Ah yes, the circle of life. Celluloid dreams become home video babysitters become globetrotting Broadway musicals and digital streams to infinity.
And 25 years or a moment later — because time and memory and nostalgia have long since collapsed in on each other — Disney’s The Lion King is back again for the first time, to roar across the savannah of superheroes, half-baked reboots and lazy spin-offs that our recycled culture keeps spawning.
This new old Lion King is a strange, multi-million-dollar state-of-the-digital art rendering that takes the 1994 story and transplants it wholesale into a stunning, photorealistic realm populated by hyperreal animals, painterly vistas and all your favourite showtunes.
It’s like experiencing past, present and some eerie computer-generated future all at once — dazzling and alienating and even a little bit emotional, in all the ways you know it probably shouldn’t be and yet a great magic act can convince you otherwise.
Disney hasn’t messed with the formula of the beloved original for a second.
It hasn’t overhauled or reimagined or even updated (notwithstanding a stray “You do you, Simba”) its classic tale of a young lion prince’s reclamation of his father’s kingdom in a storybook, postcard-pretty Africa.
Those familiar with the story — so everyone over the age of, say, five — will be relieved, or just puzzled, to find that The Jungle Book director Jon Favreau’s remake plays out the same beats of its predecessor, sequence for sequence and sometimes shot for shot, like some bizarro reiteration of the gag Gus Van Sant’s Psycho remake played on moviegoers.
It begins with the still-majestic refrain of Tim Rice and Elton John’s Circle of Life (performed here by Brown Lindiwe Mkhize and Lebo M.), as newborn Simba (JD McCrary) is presented to the subjects of his parents King Mufasa (James Earl Jones) and Queen Sarabi (Alfre Woodard), recreating the relatively funky two-dimensional animation in lush computer-generated imagery.

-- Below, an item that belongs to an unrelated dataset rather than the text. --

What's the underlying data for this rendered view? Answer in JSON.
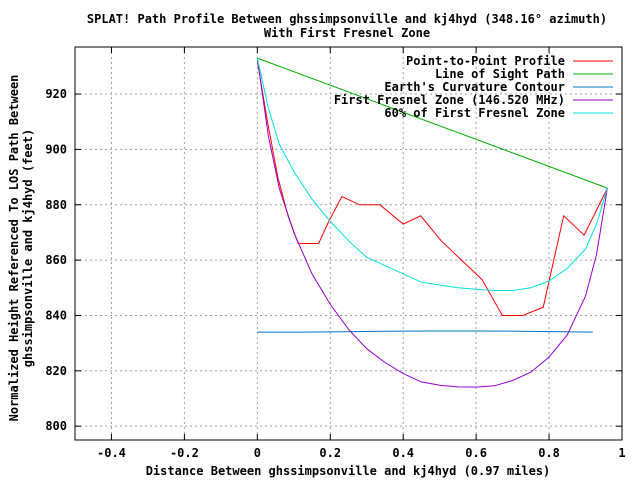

The entire world is realised in elaborate detail, from the wind-rippled manes of the lions to the fireflies that seem to constantly dart around the film’s night sky.
It feels like you’ve stepped into a lifelike taxidermy exhibit at the Natural History Museum and fallen right through into another dimension.

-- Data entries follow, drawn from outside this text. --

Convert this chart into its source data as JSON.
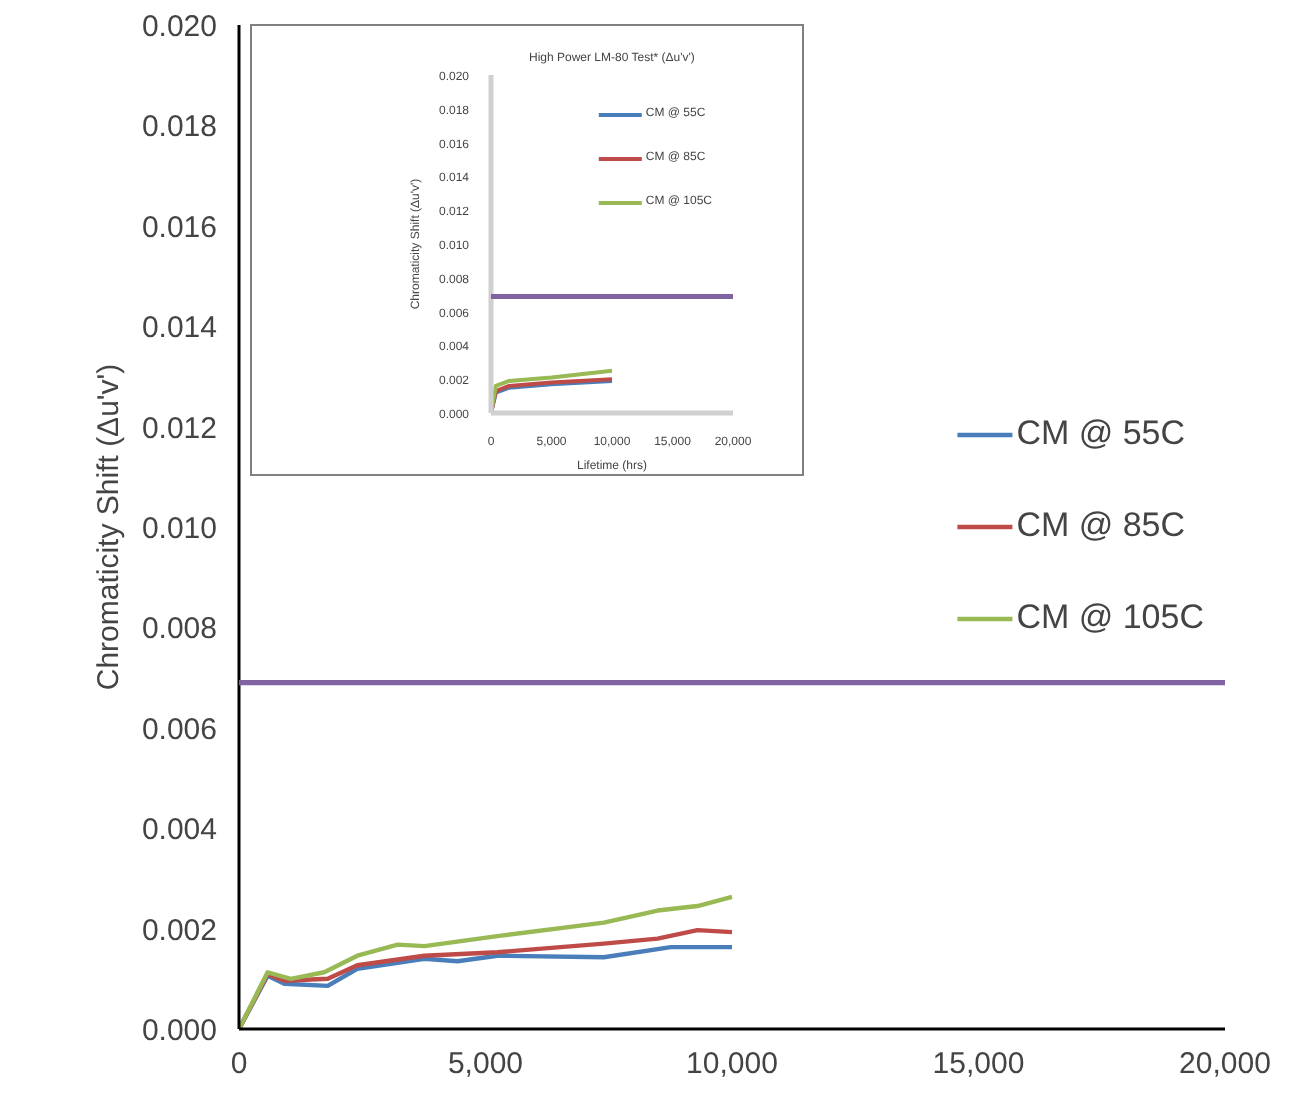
{
  "chart_data": [
    {
      "type": "line",
      "ylabel": "Chromaticity Shift (Δu'v')",
      "xlim": [
        0,
        20000
      ],
      "xticks": [
        {
          "value": 0,
          "label": "0"
        },
        {
          "value": 5000,
          "label": "5,000"
        },
        {
          "value": 10000,
          "label": "10,000"
        },
        {
          "value": 15000,
          "label": "15,000"
        },
        {
          "value": 20000,
          "label": "20,000"
        }
      ],
      "ylim": [
        0,
        0.02
      ],
      "yticks": [
        {
          "value": 0,
          "label": "0.000"
        },
        {
          "value": 0.002,
          "label": "0.002"
        },
        {
          "value": 0.004,
          "label": "0.004"
        },
        {
          "value": 0.006,
          "label": "0.006"
        },
        {
          "value": 0.008,
          "label": "0.008"
        },
        {
          "value": 0.01,
          "label": "0.010"
        },
        {
          "value": 0.012,
          "label": "0.012"
        },
        {
          "value": 0.014,
          "label": "0.014"
        },
        {
          "value": 0.016,
          "label": "0.016"
        },
        {
          "value": 0.018,
          "label": "0.018"
        },
        {
          "value": 0.02,
          "label": "0.020"
        }
      ],
      "grid": false,
      "legend": "right",
      "marker": "none",
      "line_style": "solid",
      "ref_lines": [
        {
          "axis": "y",
          "value": 0.0069,
          "label": null,
          "color": "#8064a2"
        }
      ],
      "series": [
        {
          "name": "CM @ 55C",
          "color": "#4a7ebb",
          "x": [
            0,
            580,
            920,
            1800,
            2400,
            3760,
            4430,
            5240,
            7400,
            8760,
            10000
          ],
          "values": [
            0,
            0.00106,
            0.0009,
            0.00086,
            0.0012,
            0.0014,
            0.00135,
            0.00146,
            0.00143,
            0.00163,
            0.00163
          ]
        },
        {
          "name": "CM @ 85C",
          "color": "#be4b48",
          "x": [
            0,
            580,
            920,
            1800,
            2400,
            3760,
            5240,
            7400,
            8490,
            9300,
            10000
          ],
          "values": [
            0,
            0.00109,
            0.00096,
            0.001,
            0.00127,
            0.00146,
            0.00153,
            0.0017,
            0.0018,
            0.00197,
            0.00193
          ]
        },
        {
          "name": "CM @ 105C",
          "color": "#98b954",
          "x": [
            0,
            580,
            1050,
            1730,
            2400,
            3220,
            3760,
            5240,
            7400,
            8490,
            9300,
            10000
          ],
          "values": [
            0,
            0.00113,
            0.001,
            0.00113,
            0.00146,
            0.00168,
            0.00165,
            0.00185,
            0.00212,
            0.00236,
            0.00245,
            0.00263
          ]
        }
      ]
    },
    {
      "type": "line",
      "title": "High Power LM-80 Test* (Δu'v')",
      "xlabel": "Lifetime (hrs)",
      "ylabel": "Chromaticity Shift (Δu'v')",
      "xlim": [
        0,
        20000
      ],
      "xticks": [
        {
          "value": 0,
          "label": "0"
        },
        {
          "value": 5000,
          "label": "5,000"
        },
        {
          "value": 10000,
          "label": "10,000"
        },
        {
          "value": 15000,
          "label": "15,000"
        },
        {
          "value": 20000,
          "label": "20,000"
        }
      ],
      "ylim": [
        0,
        0.02
      ],
      "yticks": [
        {
          "value": 0,
          "label": "0.000"
        },
        {
          "value": 0.002,
          "label": "0.002"
        },
        {
          "value": 0.004,
          "label": "0.004"
        },
        {
          "value": 0.006,
          "label": "0.006"
        },
        {
          "value": 0.008,
          "label": "0.008"
        },
        {
          "value": 0.01,
          "label": "0.010"
        },
        {
          "value": 0.012,
          "label": "0.012"
        },
        {
          "value": 0.014,
          "label": "0.014"
        },
        {
          "value": 0.016,
          "label": "0.016"
        },
        {
          "value": 0.018,
          "label": "0.018"
        },
        {
          "value": 0.02,
          "label": "0.020"
        }
      ],
      "grid": false,
      "legend": "top right",
      "marker": "none",
      "line_style": "solid",
      "ref_lines": [
        {
          "axis": "y",
          "value": 0.0069,
          "label": null,
          "color": "#8064a2"
        }
      ],
      "series": [
        {
          "name": "CM @ 55C",
          "color": "#4a7ebb",
          "x": [
            0,
            400,
            1500,
            5000,
            10000
          ],
          "values": [
            0,
            0.0012,
            0.0015,
            0.0017,
            0.0019
          ]
        },
        {
          "name": "CM @ 85C",
          "color": "#be4b48",
          "x": [
            0,
            400,
            1500,
            5000,
            10000
          ],
          "values": [
            0,
            0.0013,
            0.0016,
            0.0018,
            0.002
          ]
        },
        {
          "name": "CM @ 105C",
          "color": "#98b954",
          "x": [
            0,
            400,
            1500,
            5000,
            10000
          ],
          "values": [
            0,
            0.0016,
            0.0019,
            0.0021,
            0.0025
          ]
        }
      ]
    }
  ]
}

There’s an unusual dissonance to the photorealistic animals, who have only a fraction of the expression of their cel-animated counterparts, speaking with the voices of the human actors, even those as imposing as James Earl Jones (uniting prides, galaxies and entire generations with his unmistakable basso profundo) and Chiwetel Ejiofor (whose fearsome rendition of Mufasa’s displaced brother, Scar, equals Jeremy Irons’ performance for theatrically wounded treachery).
It’ll be off-putting for some, as though the original voice soundtrack had been dropped into a wildlife documentary, but it can be refreshing, too — at least for those who sometimes find Disney’s anthropomorphic animals a bit cloying, and even creepy in their traditional human likenesses.
The effect nearly runs the film aground during the first appearance of the chattering hyenas. They’re goofy-psychotic in the original but terrifying and forlorn here — characters whose attempts at humour grate against the nightmarish netherworld of the elephant graveyard and its jagged, foreboding shadows.
What these sequences lack in originality they make up for in sheer awe — these are images that stick to the mind’s eye — and the movie’s emotional heart, however familiar, beats resoundingly beneath the uncanny effects wizardry.
Rogen, in particular, is wonderful here — there’s something deeply satisfying about a realistically rendered warthog rattling off fart jokes and existential non-sequiturs.
As the young adult Simba, meanwhile, Donald Glover makes his laconic purr and silky vocals fit the role with casual ease, and Beyonce lends future Queen Nala her brash superstar spark.
Queen Bey also curates the film’s tie-in soundtrack, which includes Hans Zimmer’s faux-African ballast and her original composition, Spirit, for good measure.
Sure, there are those pesky, lingering issues of royal entitlement, arranged marriage and grand destiny that kind of sour the whole benevolent circle of life thesis, and the film fails to interrogate Scar’s outcast rallying of the disenfranchised against a monarch who rules according to the dictates of birthright.
And the inherent beauty of many of the visual sequences — from Mufasa and Simba gazing upon a star-flecked sky to an intense final showdown of lion-on-lion combat that appears to be set in the pits of hell — suggest there may have been a more fascinating film to be made without any human dialogue at all.
Here’s looking forward to Disney’s next version of The Lion King — told in primitive cave paintings when the Earth has finally been razed by the coming cultural apocalypse — in another 25 years. Or tomorrow. Maybe you’ve already seen it.